Helping children whose nervous systems over-react or under-react to everyday sensory input — building a regulated, calm, and engaged nervous system
Ayres SI framework — evidence-based, play-based, deeply individualised.
Using the Sensory Processing Measure (SPM), standardised clinical observation, and parent interview, we map your child's sensory profile across all sensory systems — identifying which senses are hyper-reactive, hypo-reactive, or poorly integrated.
Sessions in our richly equipped sensory gym — swings, trampolines, crash mats, tactile bins, ball pools, and weighted blankets — provide exactly calibrated sensory challenges that allow the child's nervous system to practise integration in a safe, child-led, joyful context.
For children with tactile hypersensitivity — systematic, hierarchical desensitisation to textures, temperatures, and touch pressures. We work from the child's tolerance level upward, never forcing, always respecting the nervous system's limits.
Targeted swinging, spinning, and compression activities provide the vestibular and proprioceptive input that regulates the entire nervous system — reducing sensory-seeking, improving attention, and calming the fight-or-flight response.
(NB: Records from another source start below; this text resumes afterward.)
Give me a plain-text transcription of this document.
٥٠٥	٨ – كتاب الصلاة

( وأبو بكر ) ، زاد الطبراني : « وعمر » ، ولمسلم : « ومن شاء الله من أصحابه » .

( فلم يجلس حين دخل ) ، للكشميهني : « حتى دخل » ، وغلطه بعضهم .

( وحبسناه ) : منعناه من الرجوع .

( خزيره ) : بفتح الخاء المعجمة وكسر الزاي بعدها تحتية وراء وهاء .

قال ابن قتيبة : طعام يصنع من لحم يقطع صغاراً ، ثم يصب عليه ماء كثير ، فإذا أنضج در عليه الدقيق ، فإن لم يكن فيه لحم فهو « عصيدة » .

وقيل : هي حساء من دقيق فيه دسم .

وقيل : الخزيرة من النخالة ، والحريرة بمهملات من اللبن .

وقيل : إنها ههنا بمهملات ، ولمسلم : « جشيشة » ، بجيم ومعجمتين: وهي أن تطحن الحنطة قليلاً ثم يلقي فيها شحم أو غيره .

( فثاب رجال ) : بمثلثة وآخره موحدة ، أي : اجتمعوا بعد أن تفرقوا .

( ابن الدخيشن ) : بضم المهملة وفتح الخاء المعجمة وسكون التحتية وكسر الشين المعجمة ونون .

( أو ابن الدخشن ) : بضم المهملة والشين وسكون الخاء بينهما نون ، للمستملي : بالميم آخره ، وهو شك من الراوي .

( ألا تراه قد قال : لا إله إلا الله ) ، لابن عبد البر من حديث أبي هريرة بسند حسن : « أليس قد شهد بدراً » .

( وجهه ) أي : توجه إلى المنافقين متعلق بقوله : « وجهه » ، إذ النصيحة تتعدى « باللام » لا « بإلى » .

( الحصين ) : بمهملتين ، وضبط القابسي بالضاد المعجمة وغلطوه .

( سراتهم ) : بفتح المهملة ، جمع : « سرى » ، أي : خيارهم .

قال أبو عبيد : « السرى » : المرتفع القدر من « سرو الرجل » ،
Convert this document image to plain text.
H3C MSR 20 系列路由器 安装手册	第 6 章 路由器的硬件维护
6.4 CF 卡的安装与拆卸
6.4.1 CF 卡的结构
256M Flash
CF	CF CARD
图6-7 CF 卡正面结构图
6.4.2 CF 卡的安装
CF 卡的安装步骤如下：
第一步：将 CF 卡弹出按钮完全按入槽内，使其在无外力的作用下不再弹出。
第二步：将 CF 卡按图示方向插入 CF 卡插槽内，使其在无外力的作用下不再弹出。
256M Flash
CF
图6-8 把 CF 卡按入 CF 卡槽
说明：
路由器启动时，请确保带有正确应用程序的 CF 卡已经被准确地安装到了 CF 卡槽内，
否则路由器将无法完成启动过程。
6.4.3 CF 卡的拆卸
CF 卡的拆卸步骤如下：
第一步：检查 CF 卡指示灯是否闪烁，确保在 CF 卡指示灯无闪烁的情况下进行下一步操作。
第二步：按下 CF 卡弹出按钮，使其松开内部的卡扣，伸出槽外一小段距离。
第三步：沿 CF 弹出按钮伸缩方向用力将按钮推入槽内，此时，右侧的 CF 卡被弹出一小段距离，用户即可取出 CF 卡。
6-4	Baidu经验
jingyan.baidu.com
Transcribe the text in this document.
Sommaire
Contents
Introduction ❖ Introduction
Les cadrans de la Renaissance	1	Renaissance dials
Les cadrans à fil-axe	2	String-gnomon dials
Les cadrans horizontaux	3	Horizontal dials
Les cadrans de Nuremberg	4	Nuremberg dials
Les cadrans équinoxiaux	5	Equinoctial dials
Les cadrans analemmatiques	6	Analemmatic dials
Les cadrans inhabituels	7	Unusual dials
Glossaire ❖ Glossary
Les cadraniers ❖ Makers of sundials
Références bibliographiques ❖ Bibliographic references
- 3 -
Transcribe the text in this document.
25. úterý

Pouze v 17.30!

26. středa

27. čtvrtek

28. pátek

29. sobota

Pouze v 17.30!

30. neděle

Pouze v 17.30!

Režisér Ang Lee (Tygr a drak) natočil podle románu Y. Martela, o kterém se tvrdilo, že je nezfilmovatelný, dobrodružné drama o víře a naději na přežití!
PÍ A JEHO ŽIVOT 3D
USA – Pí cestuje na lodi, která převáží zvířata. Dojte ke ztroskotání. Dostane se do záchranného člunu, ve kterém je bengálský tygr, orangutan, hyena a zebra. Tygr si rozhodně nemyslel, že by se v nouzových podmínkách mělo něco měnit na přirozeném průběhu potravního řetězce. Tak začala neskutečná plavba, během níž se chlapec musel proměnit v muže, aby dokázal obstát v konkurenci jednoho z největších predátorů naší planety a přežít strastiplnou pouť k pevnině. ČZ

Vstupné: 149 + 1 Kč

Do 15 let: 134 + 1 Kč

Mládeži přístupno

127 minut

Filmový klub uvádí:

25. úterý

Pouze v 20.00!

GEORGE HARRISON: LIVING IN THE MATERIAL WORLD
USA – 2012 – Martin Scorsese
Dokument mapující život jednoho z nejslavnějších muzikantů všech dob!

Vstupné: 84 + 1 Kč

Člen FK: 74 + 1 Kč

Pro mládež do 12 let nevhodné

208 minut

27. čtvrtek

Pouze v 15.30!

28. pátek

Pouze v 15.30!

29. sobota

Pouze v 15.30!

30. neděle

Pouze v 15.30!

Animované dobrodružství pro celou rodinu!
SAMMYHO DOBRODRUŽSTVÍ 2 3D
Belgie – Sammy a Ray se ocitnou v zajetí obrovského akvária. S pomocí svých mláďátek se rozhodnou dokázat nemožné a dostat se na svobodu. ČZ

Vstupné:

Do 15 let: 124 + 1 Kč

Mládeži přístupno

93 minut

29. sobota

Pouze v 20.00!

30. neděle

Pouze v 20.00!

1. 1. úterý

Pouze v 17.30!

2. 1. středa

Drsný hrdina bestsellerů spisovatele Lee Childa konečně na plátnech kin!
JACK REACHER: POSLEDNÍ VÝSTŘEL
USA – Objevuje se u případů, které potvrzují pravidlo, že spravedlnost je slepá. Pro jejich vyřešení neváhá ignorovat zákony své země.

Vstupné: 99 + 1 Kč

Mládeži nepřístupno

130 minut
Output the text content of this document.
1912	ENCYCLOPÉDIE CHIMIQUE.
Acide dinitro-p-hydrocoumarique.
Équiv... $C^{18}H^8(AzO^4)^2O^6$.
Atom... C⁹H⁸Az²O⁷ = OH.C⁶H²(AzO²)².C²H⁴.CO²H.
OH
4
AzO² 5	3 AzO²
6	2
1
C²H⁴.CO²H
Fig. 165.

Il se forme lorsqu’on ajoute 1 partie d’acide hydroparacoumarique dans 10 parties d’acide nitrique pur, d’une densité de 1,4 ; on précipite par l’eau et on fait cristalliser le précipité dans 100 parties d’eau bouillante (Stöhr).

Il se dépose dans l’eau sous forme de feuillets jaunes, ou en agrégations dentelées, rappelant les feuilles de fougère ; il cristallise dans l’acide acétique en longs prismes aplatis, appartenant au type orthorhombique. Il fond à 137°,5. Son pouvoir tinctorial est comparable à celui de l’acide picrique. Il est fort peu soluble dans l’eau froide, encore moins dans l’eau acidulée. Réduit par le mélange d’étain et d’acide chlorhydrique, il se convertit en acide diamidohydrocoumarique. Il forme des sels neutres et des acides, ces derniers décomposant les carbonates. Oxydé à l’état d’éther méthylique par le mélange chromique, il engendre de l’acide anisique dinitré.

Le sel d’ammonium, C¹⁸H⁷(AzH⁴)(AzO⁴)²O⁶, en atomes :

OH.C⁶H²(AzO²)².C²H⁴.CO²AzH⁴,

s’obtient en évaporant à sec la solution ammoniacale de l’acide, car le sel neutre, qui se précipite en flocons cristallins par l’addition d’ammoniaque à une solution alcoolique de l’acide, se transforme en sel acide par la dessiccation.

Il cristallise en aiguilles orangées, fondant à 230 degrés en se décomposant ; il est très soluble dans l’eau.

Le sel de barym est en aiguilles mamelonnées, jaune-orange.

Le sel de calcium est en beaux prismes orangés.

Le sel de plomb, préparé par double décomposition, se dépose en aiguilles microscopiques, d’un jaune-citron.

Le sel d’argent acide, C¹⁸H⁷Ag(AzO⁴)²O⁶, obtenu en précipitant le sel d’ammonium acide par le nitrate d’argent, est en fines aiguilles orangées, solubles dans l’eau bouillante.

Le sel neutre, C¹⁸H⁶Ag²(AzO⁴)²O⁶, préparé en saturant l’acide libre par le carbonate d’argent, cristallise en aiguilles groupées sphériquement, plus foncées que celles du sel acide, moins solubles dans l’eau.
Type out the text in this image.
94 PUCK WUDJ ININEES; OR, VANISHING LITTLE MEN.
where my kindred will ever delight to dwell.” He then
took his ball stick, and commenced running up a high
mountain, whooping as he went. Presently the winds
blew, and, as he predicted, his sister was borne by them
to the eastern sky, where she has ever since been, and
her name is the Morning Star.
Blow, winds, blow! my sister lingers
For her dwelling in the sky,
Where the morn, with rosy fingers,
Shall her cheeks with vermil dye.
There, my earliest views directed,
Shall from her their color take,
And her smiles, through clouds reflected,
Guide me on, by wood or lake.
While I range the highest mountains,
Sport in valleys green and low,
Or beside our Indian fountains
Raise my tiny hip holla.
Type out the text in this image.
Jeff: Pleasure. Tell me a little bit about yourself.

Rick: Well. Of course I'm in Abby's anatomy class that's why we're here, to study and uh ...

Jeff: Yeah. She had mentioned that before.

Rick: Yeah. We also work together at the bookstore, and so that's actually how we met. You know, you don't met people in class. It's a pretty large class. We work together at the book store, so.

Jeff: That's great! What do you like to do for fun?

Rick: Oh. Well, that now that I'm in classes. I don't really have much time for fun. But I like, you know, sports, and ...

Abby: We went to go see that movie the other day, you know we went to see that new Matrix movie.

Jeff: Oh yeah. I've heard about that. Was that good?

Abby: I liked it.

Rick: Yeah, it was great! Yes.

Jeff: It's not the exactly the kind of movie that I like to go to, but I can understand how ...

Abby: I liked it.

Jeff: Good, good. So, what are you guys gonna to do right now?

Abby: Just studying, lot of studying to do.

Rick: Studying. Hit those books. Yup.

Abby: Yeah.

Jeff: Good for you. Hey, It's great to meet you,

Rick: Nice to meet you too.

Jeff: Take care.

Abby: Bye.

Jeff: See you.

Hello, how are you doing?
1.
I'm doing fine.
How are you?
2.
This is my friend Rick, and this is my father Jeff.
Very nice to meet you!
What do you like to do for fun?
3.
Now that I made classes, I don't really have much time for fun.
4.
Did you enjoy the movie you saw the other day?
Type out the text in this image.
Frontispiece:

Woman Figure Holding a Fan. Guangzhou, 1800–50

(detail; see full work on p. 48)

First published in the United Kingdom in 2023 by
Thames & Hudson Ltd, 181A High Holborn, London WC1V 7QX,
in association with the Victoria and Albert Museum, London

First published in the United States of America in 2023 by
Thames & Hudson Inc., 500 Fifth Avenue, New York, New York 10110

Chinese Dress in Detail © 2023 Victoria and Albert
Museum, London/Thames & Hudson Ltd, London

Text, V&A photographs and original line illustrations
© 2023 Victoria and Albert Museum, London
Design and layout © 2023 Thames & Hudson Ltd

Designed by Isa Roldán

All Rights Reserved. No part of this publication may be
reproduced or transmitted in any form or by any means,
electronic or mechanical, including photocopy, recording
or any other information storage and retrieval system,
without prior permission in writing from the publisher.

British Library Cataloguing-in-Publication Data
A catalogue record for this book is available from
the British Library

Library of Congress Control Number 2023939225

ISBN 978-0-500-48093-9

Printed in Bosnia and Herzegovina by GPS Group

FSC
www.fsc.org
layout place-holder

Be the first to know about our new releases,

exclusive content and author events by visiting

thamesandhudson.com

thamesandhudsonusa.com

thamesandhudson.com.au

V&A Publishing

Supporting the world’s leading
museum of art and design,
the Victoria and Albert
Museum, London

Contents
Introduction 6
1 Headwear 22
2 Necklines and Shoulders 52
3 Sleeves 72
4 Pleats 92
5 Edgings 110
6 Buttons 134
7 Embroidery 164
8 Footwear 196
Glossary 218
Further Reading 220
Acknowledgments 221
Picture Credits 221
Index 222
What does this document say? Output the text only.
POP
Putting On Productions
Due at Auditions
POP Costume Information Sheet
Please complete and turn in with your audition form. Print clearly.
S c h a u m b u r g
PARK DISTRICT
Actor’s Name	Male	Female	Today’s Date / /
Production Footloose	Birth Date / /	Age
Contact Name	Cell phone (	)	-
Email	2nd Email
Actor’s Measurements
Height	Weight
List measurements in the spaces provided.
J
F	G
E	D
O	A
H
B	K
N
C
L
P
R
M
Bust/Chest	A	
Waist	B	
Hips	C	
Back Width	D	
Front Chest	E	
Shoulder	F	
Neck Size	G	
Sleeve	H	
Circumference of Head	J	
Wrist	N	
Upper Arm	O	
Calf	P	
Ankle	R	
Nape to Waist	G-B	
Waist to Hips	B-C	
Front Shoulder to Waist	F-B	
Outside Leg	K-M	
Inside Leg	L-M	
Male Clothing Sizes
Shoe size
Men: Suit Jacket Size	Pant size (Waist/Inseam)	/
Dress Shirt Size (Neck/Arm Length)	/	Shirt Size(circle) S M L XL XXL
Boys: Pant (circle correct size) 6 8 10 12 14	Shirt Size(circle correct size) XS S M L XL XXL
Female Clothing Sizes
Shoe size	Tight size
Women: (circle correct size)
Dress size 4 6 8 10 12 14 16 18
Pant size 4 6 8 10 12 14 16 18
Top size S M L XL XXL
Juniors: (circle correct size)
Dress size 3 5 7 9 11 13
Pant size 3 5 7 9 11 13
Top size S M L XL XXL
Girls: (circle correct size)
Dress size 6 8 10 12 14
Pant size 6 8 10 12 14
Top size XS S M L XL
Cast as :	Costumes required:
A customised daily schedule of sensory activities timed to maintain the nervous system in optimal regulation — provided before school, during homework, and at transitions. Designed for parents to implement at home using simple, accessible tools.
We recommend specific environmental modifications — lighting, clothing strategies, noise management, and seating choices — and train parents to read their child's sensory signals, prevent dysregulation, and respond effectively when it occurs.
Children who previously spent 45 minutes crying about clothing learn to tolerate and eventually not notice textures that previously caused distress. Morning routines are transformed.
Birthday parties, shopping trips, school assemblies — previously impossible experiences become accessible as sensory tolerance improves and regulation strategies are learned.
Sensory dysregulation is a leading cause of difficulty settling for sleep and staying asleep. As overall nervous system regulation improves, sleep typically improves dramatically.
A regulated nervous system is a focused nervous system. As sensory processing becomes more efficient, classroom attention, task completion, and learning improve without any change in cognitive ability.
Dhara screamed and fought getting dressed every morning for 45 minutes. She refused to eat any food that touched another food on the plate. She could not attend birthday parties due to crowd and noise sensitivity. She was awaiting autism assessment.
Sensory Profile assessment showed severe tactile and auditory hypersensitivity with vestibular under-responsivity. We began weekly clinic-based Ayres SI sessions, tactile desensitisation programme (brushing protocol), and daily proprioceptive sensory diet. Parents received environment modification guidance.
In 3 months: morning dressing reduced from 45 to 12 minutes. In 5 months: Dhara attended and stayed at a birthday party for the first time. Food separation anxiety resolved. Autism assessment found no ASD — sensory processing disorder was the primary presentation. Family describes this as "getting our daughter back."
SPD is not currently in the DSM-5 as a standalone diagnosis but is widely recognised by occupational therapists and is included in the ICD-11 (World Health Organisation's diagnostic manual). Regardless of whether a formal SPD diagnosis is given, the sensory processing difficulties are real, measurable, and respond to treatment.
Yes — sensory processing differences are a recognised criterion in autism diagnosis (DSM-5, Criterion B4). However, sensory processing difficulties also exist in children without autism — in ADHD, anxiety, developmental delay, and as a standalone profile. Not every child with SPD has autism.
Most families notice observable improvements in 3–6 months of weekly SI therapy combined with daily home sensory diet. Full stabilisation of the nervous system typically takes 9–18 months for moderate-severe profiles. Improvements are often non-linear — good periods and difficult periods alternate as the nervous system recalibrates.
The initial sensory profile assessment and programme design absolutely require a trained OT. Once the programme is established, parents can implement home sensory diet activities independently — and this is expected and encouraged. The therapy clinic provides the specific assessment and intensive treatment; home provides the daily maintenance.
Yes. Hypo-sensitivity (under-responsivity) and sensory-seeking are the opposite presentation from hypersensitivity but equally significant. The child who constantly crashes into things, seeks deep pressure, and needs enormous amounts of movement input has a nervous system that is under-registering sensory information and seeking more. SI therapy addresses both presentations.